3 January 2019

Stay of Cancellation of Child Care Benefit Approval 2: Galaxy Day Care Pty Ltd and Secretary, Department of Education and Training

This is a further case involving Galaxy Day Care Pty Ltd in its attempts to stay (put on hold) the decision of the Department to cancel its childcare benefit approval. 

This case was heard by the Australian Administrative Appeals Tribunal and involved an application for the stay of a decision made by the Department of Education and Training (the Respondent) to cancel the registration of Galaxy Day Care Pty Ltd (the Applicant) as a provider of childcare services under the A New Tax System (Family Assistance)(Administration) Act 1999 (Cth). The stay was being sought to enable it to be paid childcare benefits until the decision was reviewed by the Tribunal.
On 2 October 2018 the Department cancelled Galaxy's approval. Galaxy appealed to the Federal Court for a stay of that decision on 8 October 2018 and also made an application to the Respondent for an internal review of their decision on 10 October 2018. The Federal Court granted a stay until 22 November 2018 in order to provide time for the internal review to be conducted (see my previous blog post). On 21 November 2018 the Department notified the Galaxy that its internal review had resulted in an affirmation of the original cancellation decision. The approval was cancelled on a number of grounds  by the Department (as stated by the Tribunal):
The basis of the cancellation decision lies in the Respondent having found the Applicant to be seriously non-compliant, and indeed misleading, in its reporting of its activities under section 219N of the Act; making false claims for payment of child care benefits and breaching the ratio requirements of educators to children. It found these breaches to have taken place over a lengthy period from July 2017 to April 2018.These breaches were numerous, including 112 occasions when the Applicant made inaccurate claims that services were provided by educators who were overseas at the time of reported sessions; 118 where children were overseas and 210 where children were no longer in receipt of the Applicant’s services.

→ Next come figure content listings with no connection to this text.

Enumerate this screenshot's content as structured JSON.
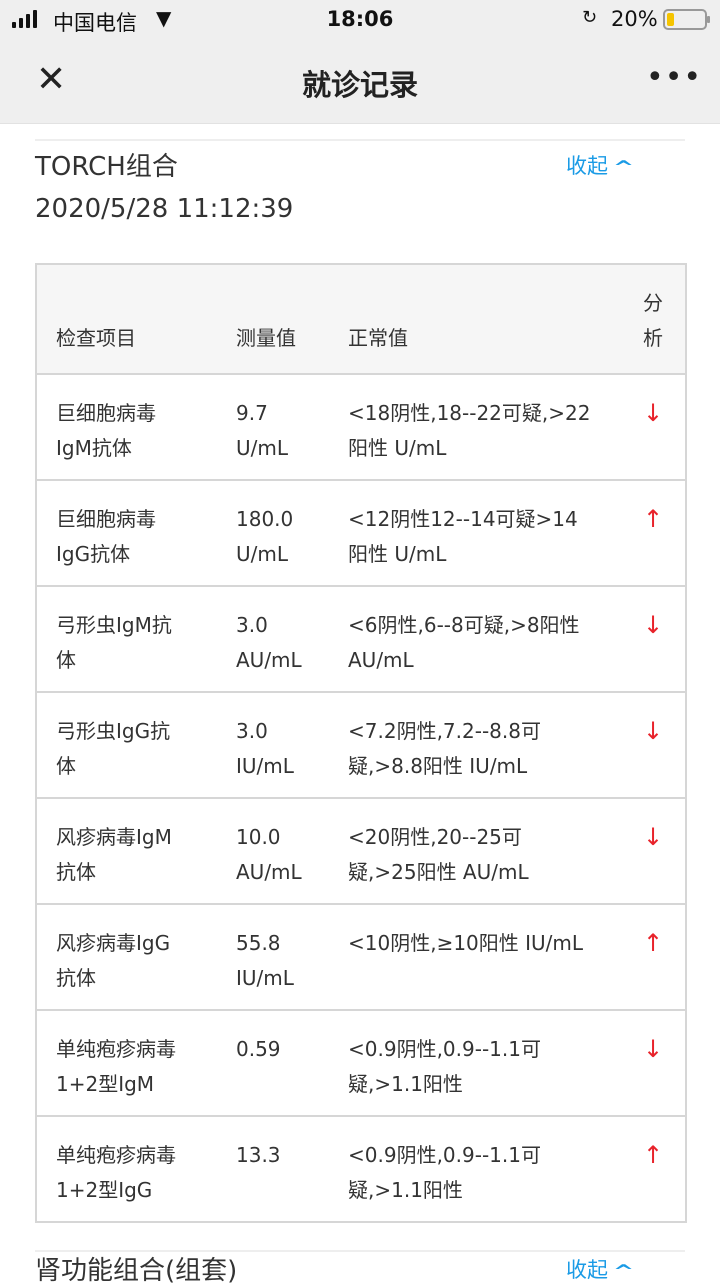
{
  "status_bar": {
    "carrier": "中国电信",
    "time": "18:06",
    "battery": "20%",
    "battery_level": 0.2
  },
  "nav": {
    "title": "就诊记录",
    "close_icon": "close-icon",
    "more_icon": "more-icon",
    "more": "•••",
    "close": "✕"
  },
  "section": {
    "title": "TORCH组合",
    "datetime": "2020/5/28 11:12:39",
    "collapse_label": "收起",
    "table": {
      "headers": [
        "检查项目",
        "测量值",
        "正常值",
        [
          "分",
          "析"
        ]
      ],
      "rows": [
        {
          "item": [
            "巨细胞病毒",
            "IgM抗体"
          ],
          "value": [
            "9.7",
            "U/mL"
          ],
          "normal": [
            "<18阴性,18--22可疑,>22",
            "阳性 U/mL"
          ],
          "analysis": "↓"
        },
        {
          "item": [
            "巨细胞病毒",
            "IgG抗体"
          ],
          "value": [
            "180.0",
            "U/mL"
          ],
          "normal": [
            "<12阴性12--14可疑>14",
            "阳性 U/mL"
          ],
          "analysis": "↑"
        },
        {
          "item": [
            "弓形虫IgM抗",
            "体"
          ],
          "value": [
            "3.0",
            "AU/mL"
          ],
          "normal": [
            "<6阴性,6--8可疑,>8阳性",
            "AU/mL"
          ],
          "analysis": "↓"
        },
        {
          "item": [
            "弓形虫IgG抗",
            "体"
          ],
          "value": [
            "3.0",
            "IU/mL"
          ],
          "normal": [
            "<7.2阴性,7.2--8.8可",
            "疑,>8.8阳性 IU/mL"
          ],
          "analysis": "↓"
        },
        {
          "item": [
            "风疹病毒IgM",
            "抗体"
          ],
          "value": [
            "10.0",
            "AU/mL"
          ],
          "normal": [
            "<20阴性,20--25可",
            "疑,>25阳性 AU/mL"
          ],
          "analysis": "↓"
        },
        {
          "item": [
            "风疹病毒IgG",
            "抗体"
          ],
          "value": [
            "55.8",
            "IU/mL"
          ],
          "normal": [
            "<10阴性,≥10阳性 IU/mL"
          ],
          "analysis": "↑"
        },
        {
          "item": [
            "单纯疱疹病毒",
            "1+2型IgM"
          ],
          "value": [
            "0.59"
          ],
          "normal": [
            "<0.9阴性,0.9--1.1可",
            "疑,>1.1阳性"
          ],
          "analysis": "↓"
        },
        {
          "item": [
            "单纯疱疹病毒",
            "1+2型IgG"
          ],
          "value": [
            "13.3"
          ],
          "normal": [
            "<0.9阴性,0.9--1.1可",
            "疑,>1.1阳性"
          ],
          "analysis": "↑"
        }
      ]
    }
  },
  "next_section": {
    "title": "肾功能组合(组套)",
    "collapse_label": "收起"
  },
  "colors": {
    "accent": "#1a9be6",
    "abnormal": "#e8232b"
  }
}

There were some 700 further instances related to breaches of ratio requirements or misreporting resulting in overpayments of public money. (paras.20-1).
The Tribunal decided to not grant the stay, commenting:
Consideration of all the matters placed before the Tribunal must be undertaken in the light of the express purpose of s. 41(2) of the AAT Act which is that stays should be granted essentially “for the purpose of securing the effectiveness of the hearing and determination of the application for review” and the legitimate interests of other parties “affected by the review”.
The Tribunal is not persuaded that the granting of a stay in this instance is required in order to ensure that those express objectives are met. On the other hand it is persuaded that the Tribunal’s overall responsibility to promote “good government”, in this instance via protection of the public interest, weighs against a stay being granted. (paras.60-1).